As of October 14, the price for high-carbon FeCr (with 55% Cr content) in North China's Inner Mongolia – a key benchmark for the domestic market – had dropped by Yuan 300/tonne ($42.20/t) compared to the previous month to settle at Yuan 8,200/t, a new low since December 2022, according to Mysteel's assessment.
The primary catalyst for this price decline was the steep reduction in bidding prices announced by China's leading stainless steel manufacturer, Tsingshan Group, in September for FeCr products. Market sources note that Tsingshan, headquartered in Wenzhou in East China's Zhejiang province and the country's largest stainless steel producer, often influences domestic spot prices of FeCr through its monthly bids.
On September 20, Tsingshan had announced its October tender price for high-carbon FeCr (50% Cr) at Yuan 8,295/t, including delivery and tax – Yuan 400/t lower than its previous bid in August. In addition, the Zhejiang maker cut its purchasing price at Tianjin port by another Yuan 150/t compared with the previous month. The group has now lowered its prices for three consecutive months, as tracked by Mysteel Global.
The profitability struggles experienced by domestic stainless steelmakers during September further contributed to their weakened demand for FeCr. With margins being razor-thin at best, stainless producers were reluctant to offer higher prices for raw materials, including FeCr, when procuring.
Chinese stainless producers also curtailed production in response to these unfavourable market conditions. Mysteel's latest monthly survey of 43 stainless steelmakers showed a 2.1% decrease in total stainless output to 3.29 million tonnes as of September 30.
Mysteel's monthly survey, which covers 95% of domestic FeCr smelters, showed that output of high-carbon FeCr in September dipped slightly to 784,700 tonnes from 792,600 tonnes in August.
Adding to the pressure, the cost support of FeCr was eroded further last month as prices of chrome ore, a crucial raw material, continued to slide. Over the period from September 14 to October 14, the price of chrome concentrate imported from South Africa had dropped by Yuan 4.5/dmtu to Yuan 57/dmtu at Tianjin port, according to Mysteel's daily survey.
On a positive note, the inventory pressure that has been mounting in recent months has begun to ease slightly this month, potentially providing some support to chrome ore prices. As of October 11, total chrome ore stocks at Chinese ports stood at 2.18 million tonnes, down from 2.27 million tonnes recorded on September 13, Mysteel's weekly survey showed.

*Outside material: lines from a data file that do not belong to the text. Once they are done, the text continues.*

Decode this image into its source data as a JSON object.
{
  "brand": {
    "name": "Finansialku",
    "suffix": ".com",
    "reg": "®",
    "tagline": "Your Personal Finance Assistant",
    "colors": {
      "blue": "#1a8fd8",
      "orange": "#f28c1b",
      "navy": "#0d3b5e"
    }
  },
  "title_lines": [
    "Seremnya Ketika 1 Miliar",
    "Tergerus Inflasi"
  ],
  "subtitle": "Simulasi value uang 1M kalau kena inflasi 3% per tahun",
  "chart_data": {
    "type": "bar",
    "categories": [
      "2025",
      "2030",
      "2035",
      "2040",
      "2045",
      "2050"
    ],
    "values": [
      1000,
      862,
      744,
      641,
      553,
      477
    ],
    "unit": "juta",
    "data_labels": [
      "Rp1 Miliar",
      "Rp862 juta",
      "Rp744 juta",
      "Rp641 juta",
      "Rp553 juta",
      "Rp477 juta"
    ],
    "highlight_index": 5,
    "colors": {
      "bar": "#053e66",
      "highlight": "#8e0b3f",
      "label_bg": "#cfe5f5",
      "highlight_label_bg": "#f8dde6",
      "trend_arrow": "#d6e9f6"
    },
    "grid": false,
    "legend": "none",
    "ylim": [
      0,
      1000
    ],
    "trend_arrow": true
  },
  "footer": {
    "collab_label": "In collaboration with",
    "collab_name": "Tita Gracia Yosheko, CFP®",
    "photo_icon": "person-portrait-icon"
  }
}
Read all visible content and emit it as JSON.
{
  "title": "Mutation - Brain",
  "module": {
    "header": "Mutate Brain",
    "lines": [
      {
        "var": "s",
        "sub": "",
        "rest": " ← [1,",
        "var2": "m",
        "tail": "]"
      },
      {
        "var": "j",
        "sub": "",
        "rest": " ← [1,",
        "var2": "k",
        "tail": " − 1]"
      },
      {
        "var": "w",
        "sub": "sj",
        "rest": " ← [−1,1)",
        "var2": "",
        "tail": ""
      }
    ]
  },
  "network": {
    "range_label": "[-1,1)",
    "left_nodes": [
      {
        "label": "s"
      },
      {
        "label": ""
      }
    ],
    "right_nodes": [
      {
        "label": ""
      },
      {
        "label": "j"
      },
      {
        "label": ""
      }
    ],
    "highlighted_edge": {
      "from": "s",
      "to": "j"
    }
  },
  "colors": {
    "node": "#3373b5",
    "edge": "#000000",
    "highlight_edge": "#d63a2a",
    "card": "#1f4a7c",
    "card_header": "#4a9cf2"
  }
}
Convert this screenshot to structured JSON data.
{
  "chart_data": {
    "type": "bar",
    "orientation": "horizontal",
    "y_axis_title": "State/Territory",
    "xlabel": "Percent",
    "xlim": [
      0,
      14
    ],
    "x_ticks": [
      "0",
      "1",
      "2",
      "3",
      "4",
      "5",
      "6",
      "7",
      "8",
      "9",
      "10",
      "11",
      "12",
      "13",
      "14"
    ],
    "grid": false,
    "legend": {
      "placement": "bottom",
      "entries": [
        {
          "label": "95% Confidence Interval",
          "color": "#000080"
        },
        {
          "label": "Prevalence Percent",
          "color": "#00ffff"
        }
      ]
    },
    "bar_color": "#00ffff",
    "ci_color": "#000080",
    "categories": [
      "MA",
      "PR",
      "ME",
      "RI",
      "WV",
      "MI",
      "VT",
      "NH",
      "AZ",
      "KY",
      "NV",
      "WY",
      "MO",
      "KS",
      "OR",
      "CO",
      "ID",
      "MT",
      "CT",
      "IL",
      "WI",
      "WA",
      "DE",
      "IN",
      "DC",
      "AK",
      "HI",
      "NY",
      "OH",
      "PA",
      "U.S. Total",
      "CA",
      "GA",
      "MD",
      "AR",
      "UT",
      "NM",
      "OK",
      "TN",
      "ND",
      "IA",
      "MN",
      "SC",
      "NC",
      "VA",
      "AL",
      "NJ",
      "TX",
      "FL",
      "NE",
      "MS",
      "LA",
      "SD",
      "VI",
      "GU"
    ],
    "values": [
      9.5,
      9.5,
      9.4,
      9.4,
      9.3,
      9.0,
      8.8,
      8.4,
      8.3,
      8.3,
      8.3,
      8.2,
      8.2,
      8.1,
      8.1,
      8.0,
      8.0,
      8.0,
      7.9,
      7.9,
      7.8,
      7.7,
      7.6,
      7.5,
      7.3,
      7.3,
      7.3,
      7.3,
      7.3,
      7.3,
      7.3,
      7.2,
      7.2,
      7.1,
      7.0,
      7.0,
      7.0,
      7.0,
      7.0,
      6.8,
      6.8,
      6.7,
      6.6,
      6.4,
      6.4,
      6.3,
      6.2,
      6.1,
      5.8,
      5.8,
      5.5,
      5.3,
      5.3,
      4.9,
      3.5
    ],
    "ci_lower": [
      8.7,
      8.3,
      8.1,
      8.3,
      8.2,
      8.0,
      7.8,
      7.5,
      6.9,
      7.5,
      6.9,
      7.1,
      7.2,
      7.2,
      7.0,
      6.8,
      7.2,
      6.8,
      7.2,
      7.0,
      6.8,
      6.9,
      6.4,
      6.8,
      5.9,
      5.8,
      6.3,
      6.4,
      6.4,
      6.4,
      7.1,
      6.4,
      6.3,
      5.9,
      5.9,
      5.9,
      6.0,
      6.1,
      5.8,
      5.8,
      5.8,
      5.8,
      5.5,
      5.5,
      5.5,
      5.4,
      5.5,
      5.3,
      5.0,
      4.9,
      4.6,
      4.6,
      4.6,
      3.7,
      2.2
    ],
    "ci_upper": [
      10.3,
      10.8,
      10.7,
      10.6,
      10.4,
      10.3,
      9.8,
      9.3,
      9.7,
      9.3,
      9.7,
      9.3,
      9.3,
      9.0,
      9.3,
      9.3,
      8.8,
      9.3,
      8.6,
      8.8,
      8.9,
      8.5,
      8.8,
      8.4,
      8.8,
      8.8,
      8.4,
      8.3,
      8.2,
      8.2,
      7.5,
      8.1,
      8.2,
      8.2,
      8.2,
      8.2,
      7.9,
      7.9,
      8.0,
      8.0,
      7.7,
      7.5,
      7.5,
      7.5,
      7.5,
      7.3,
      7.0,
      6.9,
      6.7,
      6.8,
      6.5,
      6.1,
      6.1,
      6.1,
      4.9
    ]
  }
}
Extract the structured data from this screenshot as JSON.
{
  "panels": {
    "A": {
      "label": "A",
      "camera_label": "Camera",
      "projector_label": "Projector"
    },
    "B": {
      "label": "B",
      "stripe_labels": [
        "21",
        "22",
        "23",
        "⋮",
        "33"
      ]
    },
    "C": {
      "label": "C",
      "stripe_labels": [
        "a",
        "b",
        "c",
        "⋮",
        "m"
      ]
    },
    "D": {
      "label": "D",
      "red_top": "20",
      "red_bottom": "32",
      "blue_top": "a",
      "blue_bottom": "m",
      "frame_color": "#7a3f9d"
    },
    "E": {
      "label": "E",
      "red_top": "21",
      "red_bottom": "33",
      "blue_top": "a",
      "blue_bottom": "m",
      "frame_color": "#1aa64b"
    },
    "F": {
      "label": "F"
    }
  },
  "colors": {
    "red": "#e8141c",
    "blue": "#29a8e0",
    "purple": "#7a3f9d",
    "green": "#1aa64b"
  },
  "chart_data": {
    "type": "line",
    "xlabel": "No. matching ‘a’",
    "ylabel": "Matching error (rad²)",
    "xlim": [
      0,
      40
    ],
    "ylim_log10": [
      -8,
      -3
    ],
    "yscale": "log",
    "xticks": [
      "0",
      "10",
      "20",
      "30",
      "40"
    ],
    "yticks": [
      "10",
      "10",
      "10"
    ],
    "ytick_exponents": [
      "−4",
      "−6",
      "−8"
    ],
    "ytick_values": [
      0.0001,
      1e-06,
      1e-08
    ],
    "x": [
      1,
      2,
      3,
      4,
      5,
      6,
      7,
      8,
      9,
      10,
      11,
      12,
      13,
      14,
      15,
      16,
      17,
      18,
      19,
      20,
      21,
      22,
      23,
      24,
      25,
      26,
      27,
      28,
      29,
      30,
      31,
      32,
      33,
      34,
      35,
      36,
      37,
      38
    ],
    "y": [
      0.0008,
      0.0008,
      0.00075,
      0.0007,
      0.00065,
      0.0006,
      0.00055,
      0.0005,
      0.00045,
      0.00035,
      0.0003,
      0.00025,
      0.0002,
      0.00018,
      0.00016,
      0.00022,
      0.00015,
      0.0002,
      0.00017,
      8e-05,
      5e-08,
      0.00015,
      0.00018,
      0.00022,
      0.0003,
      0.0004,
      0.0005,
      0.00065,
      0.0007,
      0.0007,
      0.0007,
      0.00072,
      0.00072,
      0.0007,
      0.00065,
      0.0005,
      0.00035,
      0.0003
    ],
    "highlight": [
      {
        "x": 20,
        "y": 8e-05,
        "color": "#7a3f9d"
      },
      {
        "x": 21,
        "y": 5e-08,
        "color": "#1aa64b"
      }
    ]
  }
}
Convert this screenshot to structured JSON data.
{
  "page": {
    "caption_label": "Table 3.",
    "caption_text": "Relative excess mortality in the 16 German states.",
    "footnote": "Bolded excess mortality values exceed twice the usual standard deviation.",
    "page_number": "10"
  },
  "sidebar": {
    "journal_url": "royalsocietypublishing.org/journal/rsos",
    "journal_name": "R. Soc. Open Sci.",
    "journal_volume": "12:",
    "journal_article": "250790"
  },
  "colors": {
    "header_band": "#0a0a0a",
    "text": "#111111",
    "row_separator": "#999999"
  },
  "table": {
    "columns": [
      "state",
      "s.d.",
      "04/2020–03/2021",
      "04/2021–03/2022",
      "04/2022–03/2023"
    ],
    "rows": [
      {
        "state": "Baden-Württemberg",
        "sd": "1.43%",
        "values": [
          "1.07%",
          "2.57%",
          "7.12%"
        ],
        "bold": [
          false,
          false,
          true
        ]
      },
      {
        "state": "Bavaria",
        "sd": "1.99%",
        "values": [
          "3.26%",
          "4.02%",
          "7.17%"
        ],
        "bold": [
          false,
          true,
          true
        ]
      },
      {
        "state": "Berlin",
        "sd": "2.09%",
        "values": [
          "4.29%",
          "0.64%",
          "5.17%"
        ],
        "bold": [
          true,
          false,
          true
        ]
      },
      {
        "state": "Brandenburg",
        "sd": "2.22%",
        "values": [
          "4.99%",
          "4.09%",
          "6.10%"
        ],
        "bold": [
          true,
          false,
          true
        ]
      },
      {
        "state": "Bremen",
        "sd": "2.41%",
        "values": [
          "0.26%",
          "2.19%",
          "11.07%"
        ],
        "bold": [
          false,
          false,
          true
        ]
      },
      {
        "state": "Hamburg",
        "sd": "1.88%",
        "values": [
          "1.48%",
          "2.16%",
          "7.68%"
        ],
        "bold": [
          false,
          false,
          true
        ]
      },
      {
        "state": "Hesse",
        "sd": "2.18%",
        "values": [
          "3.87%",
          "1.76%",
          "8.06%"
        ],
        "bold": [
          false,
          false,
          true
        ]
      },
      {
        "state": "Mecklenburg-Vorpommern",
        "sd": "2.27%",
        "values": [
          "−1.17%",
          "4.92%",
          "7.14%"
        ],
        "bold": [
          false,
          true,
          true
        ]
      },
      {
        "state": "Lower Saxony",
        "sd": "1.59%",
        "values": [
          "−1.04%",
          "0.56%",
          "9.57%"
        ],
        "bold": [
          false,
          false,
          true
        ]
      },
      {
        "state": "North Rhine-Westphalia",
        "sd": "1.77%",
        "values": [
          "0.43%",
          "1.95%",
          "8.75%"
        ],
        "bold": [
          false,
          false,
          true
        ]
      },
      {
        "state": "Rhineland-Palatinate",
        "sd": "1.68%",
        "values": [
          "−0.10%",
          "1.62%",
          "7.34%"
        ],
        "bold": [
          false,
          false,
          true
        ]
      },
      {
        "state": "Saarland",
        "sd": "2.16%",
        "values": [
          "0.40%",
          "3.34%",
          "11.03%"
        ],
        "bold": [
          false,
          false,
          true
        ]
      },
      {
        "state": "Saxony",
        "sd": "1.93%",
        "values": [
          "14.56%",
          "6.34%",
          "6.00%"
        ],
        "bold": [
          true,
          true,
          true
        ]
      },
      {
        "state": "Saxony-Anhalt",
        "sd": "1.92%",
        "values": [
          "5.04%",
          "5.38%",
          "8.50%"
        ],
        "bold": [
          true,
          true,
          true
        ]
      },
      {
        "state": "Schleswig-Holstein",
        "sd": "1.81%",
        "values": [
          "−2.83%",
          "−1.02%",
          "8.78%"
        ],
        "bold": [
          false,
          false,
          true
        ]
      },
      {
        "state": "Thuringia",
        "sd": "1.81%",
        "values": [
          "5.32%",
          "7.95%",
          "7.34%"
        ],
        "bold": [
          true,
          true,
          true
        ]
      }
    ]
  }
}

Another factor that may alleviate cost pressures for FeCr smelters is the rebound in metallurgical coke prices over the past month. As of October 14, China's national composite coke price, as assessed by Mysteel, had risen by Yuan 240/t since mid-September to reach Yuan 1,785/t.
The outlook for October suggests that FeCr production may continue to decline in line with the reduction in stainless output. "A further decline in FeCr output in October is basically anticipated, as stainless production is expected to fall further this month," a Wuxi-based analyst predicts, adding that a decrease in supply could help alleviate the supply-demand imbalance seen in previous months and support FeCr prices.
Mysteel expects that crude stainless steel output among the 43 surveyed mills to dip again this month, decreasing by another 1.4% month-on-month to 3.24 million tonnes.